Full Text PA-96-010
NIH GUIDE, Volume 24, Number 42, December 8, 1995
PA NUMBER:  PA-96-010
P.T. 34

  Drugs/Drug Abuse 
  Mental Disorders 
  Clinical Medicine, General 

National Institute on Drug Abuse
The purpose of this program announcement is to stimulate a wide range
of studies on the medical and health consequences of drug abuse,
including mental disorders.  Research on factors, processes and
mechanisms associated with the onset, duration, clinical
manifestations and treatment of medical and health consequences of
drug abuse is encouraged.  This includes general population- based
and clinical epidemiologic, clinical, and laboratory studies that
address issues of morbidity and mortality of drug abuse.  Parallel
animal and human studies, wherever appropriate, are encouraged.
Although HIV/AIDS issues are included within the medical and health
consequences addressed in this announcement, NIDA also has a number
of more specialized  announcements addressing HIV/AIDS.  This is a
reissuance of PA-92-16, published in the NIH Guide, Volume 20, No.
41, November 1, 1991.
The Public Health Service (PHS) is committed to achieving the health
promotion and disease prevention objectives of "Healthy People 2000,"
a PHS-led national activity for setting priority areas.  This program
announcement, Medical and Health Consequences of Drug Abuse, is
related to the priority area of alcohol and other drugs.  Potential
applicants may obtain a copy of "Healthy People 2000" (Full Report:
Stock No. 017-001-00474-0 or Summary Report:  Stock No.
017-001-00473-1) through the Superintendent of Documents, Government
Printing Office, Washington, DC 20402-9325 (telephone 202-512-1800).

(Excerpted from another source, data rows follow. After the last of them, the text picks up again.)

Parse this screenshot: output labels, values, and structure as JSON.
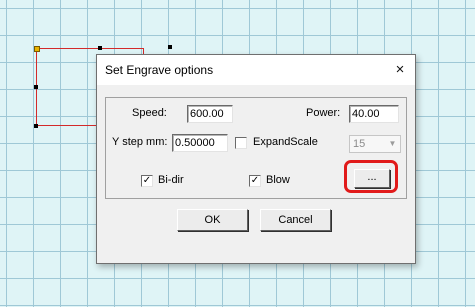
{
  "dialog": {
    "title": "Set Engrave options",
    "close_glyph": "×",
    "speed_label": "Speed:",
    "speed_value": "600.00",
    "power_label": "Power:",
    "power_value": "40.00",
    "ystep_label": "Y step mm:",
    "ystep_value": "0.50000",
    "expandscale_label": "ExpandScale",
    "expandscale_checked": false,
    "expandscale_value": "15",
    "bidir_label": "Bi-dir",
    "bidir_checked": true,
    "blow_label": "Blow",
    "blow_checked": true,
    "more_button_label": "...",
    "ok_label": "OK",
    "cancel_label": "Cancel",
    "check_mark": "✓"
  },
  "colors": {
    "highlight": "#e11a1a",
    "canvas_background": "#dff4f6",
    "grid": "#9fc8d6",
    "shape_outline": "#d32a2a"
  }
}
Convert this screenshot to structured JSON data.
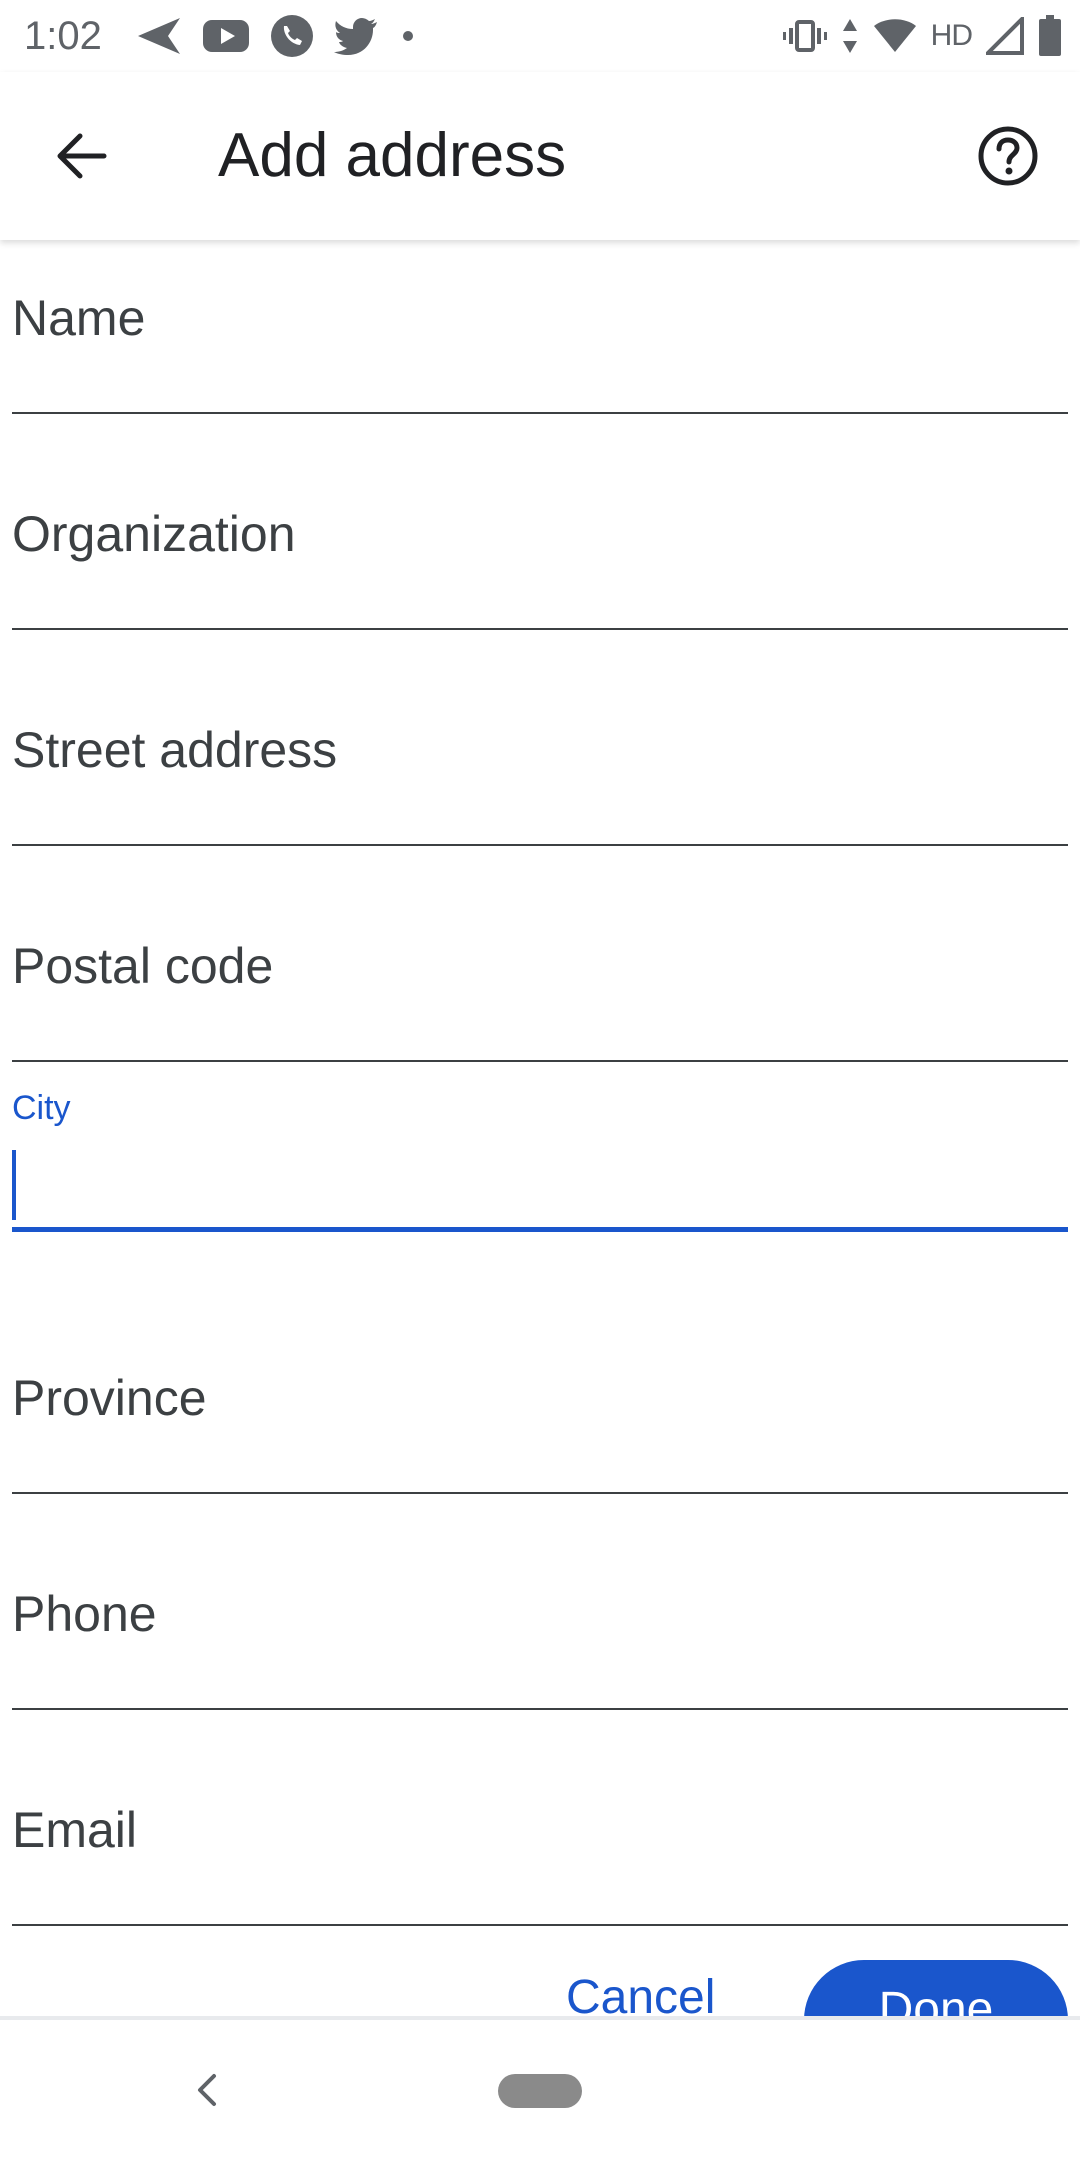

Applications may be submitted by domestic and foreign, for-profit and
non-profit organizations, public and private, such as universities,
colleges, hospitals, laboratories, units of State and local
governments, and eligible agencies of the Federal government.
Racial/ethnic minority individuals, women, and persons with
disabilities are encouraged to apply as Principal Investigators.
Foreign institutions are not eligible for the First Independent
Research and Transition (FIRST) (R29) award.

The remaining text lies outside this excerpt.